Сергей смеется вместе со всеми, но вдруг замечает, что пьяный старик встал и обманчиво твердым шагом направляется к их столику.
– Чуваки, – шепчет Сергей, – шухер, чуваки.
– Париж, – сипит старик, – фигня этот ваш Париж. Ваши отцы наконец победили в Большой Игре. Создали империю, равную британской. Захватили пол-Европы! А вы, дураки, мечтаете о Париже! Лучше мечтайте о Востоке, о новых колониях. О Китае и Индии! Об Афганистане и Иране! А Париж… придет время, мы захватим и Париж!
Полная диссоциация. Исчезновение и растворение. Иначе – кто в самом деле в это поверит? Да, ресторан «Восточный» в самом деле существовал, первый этаж гостиницы «Европейская», перекресток Невского и Бродского (ага, Бродского! У географии тоже есть чувство юмора), поэты из Горного института в самом деле собирались там, прозаики, кстати, тоже, и все они были будущие гении, как же без этого, но чтобы вот такое нести вслух – про кошек, самолет и трофейный «вальтер»? Когда всего год назад Алик Гинзбург получил срок за издание «Синтаксиса»? Помилуйте, никто так себя не вел. Сережа, видимо, перепил и задремал…
А старик с его мечтами о мировой советской империи? Безумцев, конечно, всегда хватало, но чтобы так, в ресторане, к незнакомым людям? Нет, говорите что хотите, но здесь мы опять в области зыбких снов и забвения, почти такой же, в какой потерялся Вифредо, заплативший за свои свободные путешествия пятью годами репрессивной лечебницы для умалишенных.
А его друзья, искатели северо-западных проходов, соратники по ночным хаотическим блужданиям? Что сталось с ними? Найдем ли мы в музеях их картины, а в учебниках – имена? Или в конце концов Париж оскудел и перестал каждые десять лет выплевывать новое поколение гениальных художников?

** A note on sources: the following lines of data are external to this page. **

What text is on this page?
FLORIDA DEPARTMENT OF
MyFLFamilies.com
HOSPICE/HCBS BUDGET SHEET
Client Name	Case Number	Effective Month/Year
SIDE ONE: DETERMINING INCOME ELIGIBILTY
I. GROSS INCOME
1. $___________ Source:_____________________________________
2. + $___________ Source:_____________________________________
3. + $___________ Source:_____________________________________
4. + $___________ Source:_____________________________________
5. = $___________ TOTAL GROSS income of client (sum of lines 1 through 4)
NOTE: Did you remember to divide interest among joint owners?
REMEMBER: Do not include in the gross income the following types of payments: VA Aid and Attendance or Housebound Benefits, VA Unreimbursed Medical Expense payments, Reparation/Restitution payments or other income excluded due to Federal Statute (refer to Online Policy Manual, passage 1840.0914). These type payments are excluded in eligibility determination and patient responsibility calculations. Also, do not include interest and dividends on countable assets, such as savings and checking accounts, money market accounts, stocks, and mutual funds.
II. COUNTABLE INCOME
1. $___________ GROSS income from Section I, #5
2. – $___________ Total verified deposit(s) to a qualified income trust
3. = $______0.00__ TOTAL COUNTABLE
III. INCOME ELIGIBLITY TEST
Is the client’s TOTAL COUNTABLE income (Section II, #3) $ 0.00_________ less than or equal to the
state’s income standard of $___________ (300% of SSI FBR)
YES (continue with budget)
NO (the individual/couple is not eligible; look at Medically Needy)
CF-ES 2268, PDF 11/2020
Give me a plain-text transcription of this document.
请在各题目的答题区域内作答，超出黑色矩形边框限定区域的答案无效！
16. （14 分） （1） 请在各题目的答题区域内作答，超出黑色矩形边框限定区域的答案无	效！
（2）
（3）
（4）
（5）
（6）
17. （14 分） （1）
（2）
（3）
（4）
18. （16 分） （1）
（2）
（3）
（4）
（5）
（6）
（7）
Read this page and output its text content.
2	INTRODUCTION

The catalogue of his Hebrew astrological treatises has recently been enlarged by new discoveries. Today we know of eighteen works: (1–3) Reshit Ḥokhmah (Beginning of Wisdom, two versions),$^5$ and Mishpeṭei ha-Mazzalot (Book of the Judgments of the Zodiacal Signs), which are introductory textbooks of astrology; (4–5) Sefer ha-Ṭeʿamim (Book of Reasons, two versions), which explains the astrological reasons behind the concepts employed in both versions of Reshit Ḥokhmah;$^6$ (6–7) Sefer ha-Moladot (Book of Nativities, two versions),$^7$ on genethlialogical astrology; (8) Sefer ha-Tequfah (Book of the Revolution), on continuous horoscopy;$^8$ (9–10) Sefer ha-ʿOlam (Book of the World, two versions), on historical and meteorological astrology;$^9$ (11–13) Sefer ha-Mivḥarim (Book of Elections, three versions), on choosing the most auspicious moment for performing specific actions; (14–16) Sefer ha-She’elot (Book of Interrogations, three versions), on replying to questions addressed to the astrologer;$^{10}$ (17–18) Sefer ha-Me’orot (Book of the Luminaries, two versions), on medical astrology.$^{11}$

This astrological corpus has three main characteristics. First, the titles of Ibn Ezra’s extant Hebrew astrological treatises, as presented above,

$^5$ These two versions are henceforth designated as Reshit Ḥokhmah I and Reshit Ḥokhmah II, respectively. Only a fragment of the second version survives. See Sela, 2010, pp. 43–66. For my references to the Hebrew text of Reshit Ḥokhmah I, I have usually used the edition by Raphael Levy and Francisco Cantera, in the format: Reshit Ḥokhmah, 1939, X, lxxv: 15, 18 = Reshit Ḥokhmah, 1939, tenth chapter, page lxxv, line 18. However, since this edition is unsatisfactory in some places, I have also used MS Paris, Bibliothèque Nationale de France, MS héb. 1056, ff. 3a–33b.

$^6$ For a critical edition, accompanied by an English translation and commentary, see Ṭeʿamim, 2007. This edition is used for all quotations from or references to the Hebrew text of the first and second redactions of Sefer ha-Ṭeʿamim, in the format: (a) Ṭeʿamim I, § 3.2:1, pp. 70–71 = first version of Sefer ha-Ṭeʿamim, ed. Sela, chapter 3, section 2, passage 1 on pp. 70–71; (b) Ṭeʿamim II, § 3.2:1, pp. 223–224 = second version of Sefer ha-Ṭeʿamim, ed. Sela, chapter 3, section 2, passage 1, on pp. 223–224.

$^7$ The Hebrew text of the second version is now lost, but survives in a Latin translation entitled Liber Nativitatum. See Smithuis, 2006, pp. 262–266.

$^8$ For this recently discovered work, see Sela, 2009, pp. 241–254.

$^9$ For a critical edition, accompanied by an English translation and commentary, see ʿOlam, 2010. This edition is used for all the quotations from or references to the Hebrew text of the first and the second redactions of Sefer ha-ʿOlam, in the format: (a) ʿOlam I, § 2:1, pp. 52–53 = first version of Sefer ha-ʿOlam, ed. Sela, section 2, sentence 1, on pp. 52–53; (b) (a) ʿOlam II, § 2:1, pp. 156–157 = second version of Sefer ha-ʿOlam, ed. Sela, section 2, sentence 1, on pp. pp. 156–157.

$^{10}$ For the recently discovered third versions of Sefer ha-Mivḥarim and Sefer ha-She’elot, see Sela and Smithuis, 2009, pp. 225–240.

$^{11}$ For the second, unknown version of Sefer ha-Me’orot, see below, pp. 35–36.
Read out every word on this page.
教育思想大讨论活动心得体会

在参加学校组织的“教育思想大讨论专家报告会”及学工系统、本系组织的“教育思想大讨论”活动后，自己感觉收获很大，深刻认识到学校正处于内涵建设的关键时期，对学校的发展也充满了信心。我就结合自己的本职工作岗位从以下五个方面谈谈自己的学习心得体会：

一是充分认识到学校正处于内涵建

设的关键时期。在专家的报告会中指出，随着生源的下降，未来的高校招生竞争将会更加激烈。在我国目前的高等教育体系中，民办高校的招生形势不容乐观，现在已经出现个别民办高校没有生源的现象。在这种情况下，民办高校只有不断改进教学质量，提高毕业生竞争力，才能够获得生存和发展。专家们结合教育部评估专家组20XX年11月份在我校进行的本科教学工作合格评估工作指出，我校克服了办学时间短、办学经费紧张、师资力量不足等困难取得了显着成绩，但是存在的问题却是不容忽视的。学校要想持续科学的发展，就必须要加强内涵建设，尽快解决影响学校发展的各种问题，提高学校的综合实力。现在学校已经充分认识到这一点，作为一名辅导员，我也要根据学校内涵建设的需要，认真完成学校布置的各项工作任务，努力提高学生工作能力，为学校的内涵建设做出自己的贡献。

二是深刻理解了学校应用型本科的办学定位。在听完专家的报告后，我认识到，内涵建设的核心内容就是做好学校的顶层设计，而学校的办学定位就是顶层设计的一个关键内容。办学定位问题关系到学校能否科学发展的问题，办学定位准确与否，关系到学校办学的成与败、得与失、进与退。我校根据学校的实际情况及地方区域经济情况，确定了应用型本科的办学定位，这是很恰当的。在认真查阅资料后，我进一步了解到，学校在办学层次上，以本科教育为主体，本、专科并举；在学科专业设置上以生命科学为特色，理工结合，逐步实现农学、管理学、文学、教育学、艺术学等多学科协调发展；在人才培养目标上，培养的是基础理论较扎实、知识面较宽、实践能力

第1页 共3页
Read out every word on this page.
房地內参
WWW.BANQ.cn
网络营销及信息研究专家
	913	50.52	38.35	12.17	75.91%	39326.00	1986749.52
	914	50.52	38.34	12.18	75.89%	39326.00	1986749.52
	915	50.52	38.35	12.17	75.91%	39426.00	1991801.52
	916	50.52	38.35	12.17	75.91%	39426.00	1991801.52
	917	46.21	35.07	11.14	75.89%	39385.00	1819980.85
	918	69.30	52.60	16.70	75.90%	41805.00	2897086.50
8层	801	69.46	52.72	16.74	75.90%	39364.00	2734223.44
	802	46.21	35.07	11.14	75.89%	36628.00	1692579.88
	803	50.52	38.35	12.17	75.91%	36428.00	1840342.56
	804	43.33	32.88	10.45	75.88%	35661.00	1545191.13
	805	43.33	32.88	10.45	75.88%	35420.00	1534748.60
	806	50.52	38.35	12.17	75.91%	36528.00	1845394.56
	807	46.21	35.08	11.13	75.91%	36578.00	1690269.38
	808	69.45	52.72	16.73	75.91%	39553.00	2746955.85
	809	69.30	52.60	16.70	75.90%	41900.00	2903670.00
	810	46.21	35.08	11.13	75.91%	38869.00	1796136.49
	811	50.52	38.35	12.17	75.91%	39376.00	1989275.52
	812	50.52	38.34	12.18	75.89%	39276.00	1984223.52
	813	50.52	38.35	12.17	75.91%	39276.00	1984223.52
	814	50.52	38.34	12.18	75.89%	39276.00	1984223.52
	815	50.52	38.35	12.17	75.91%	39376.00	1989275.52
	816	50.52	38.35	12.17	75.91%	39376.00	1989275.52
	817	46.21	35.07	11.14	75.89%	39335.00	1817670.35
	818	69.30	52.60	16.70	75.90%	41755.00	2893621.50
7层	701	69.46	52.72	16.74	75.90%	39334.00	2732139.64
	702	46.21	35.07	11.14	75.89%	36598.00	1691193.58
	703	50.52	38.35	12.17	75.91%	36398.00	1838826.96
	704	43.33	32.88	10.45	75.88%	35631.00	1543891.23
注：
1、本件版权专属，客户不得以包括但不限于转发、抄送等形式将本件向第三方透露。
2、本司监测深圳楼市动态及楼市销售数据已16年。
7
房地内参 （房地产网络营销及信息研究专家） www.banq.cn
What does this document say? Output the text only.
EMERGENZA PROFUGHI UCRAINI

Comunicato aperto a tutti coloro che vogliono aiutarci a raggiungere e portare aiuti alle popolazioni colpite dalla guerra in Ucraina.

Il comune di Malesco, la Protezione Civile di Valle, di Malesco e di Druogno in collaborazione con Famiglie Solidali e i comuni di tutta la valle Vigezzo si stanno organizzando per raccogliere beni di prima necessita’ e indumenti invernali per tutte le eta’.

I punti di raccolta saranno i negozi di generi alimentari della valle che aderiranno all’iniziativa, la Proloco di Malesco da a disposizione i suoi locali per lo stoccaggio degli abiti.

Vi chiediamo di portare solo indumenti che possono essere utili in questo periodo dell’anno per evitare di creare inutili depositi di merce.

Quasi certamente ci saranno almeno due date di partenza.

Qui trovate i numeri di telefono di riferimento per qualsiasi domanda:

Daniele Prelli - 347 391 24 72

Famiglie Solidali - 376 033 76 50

Вифредо заказывает еще один пол-литровый графин вина, допивает в четыре приема. За окнами – или внутри черепной коробки? – нарастает знакомый гул Парижа. Вифредо кривит губы, морщит нос и, нагнувшись к бармену, спрашивает:
– Я здесь бывал лет пять назад, не помнишь? Нас пятеро было, негр из Америки, немец, румын и француз. Не помнишь?
– Пять лет? – переспрашивает бармен. – Большой срок. А ты-то где пропадал?
Вифредо не слышит его:
– И еще девчонка, совсем молодая. Такая худая, с короткой стрижкой. Может, хоть ее помнишь?
– Разве упомнишь всех девчонок, которые были молодые пять лет назад?
– Ее звали Анастасия, Асия. Русская.
Бармен замирает, словно задумавшись.
– Вроде была одна такая, но пару лет как уехала из Парижа. Не то в Китай, не то в Россию.
– В Россию?
– А может, и на Кубу. – Бармен забирает пустой графин и протягивает руку за мелочью. – Ты, парень, не задерживайся: комендантский час на носу.
– Комендантский час?
– Комендантский час, а как же. И не думай, что тебя не касается: в темноте сам черт не разберет, араб ты или метис. В участке потом будешь доказывать, хреном необрезанным трясти.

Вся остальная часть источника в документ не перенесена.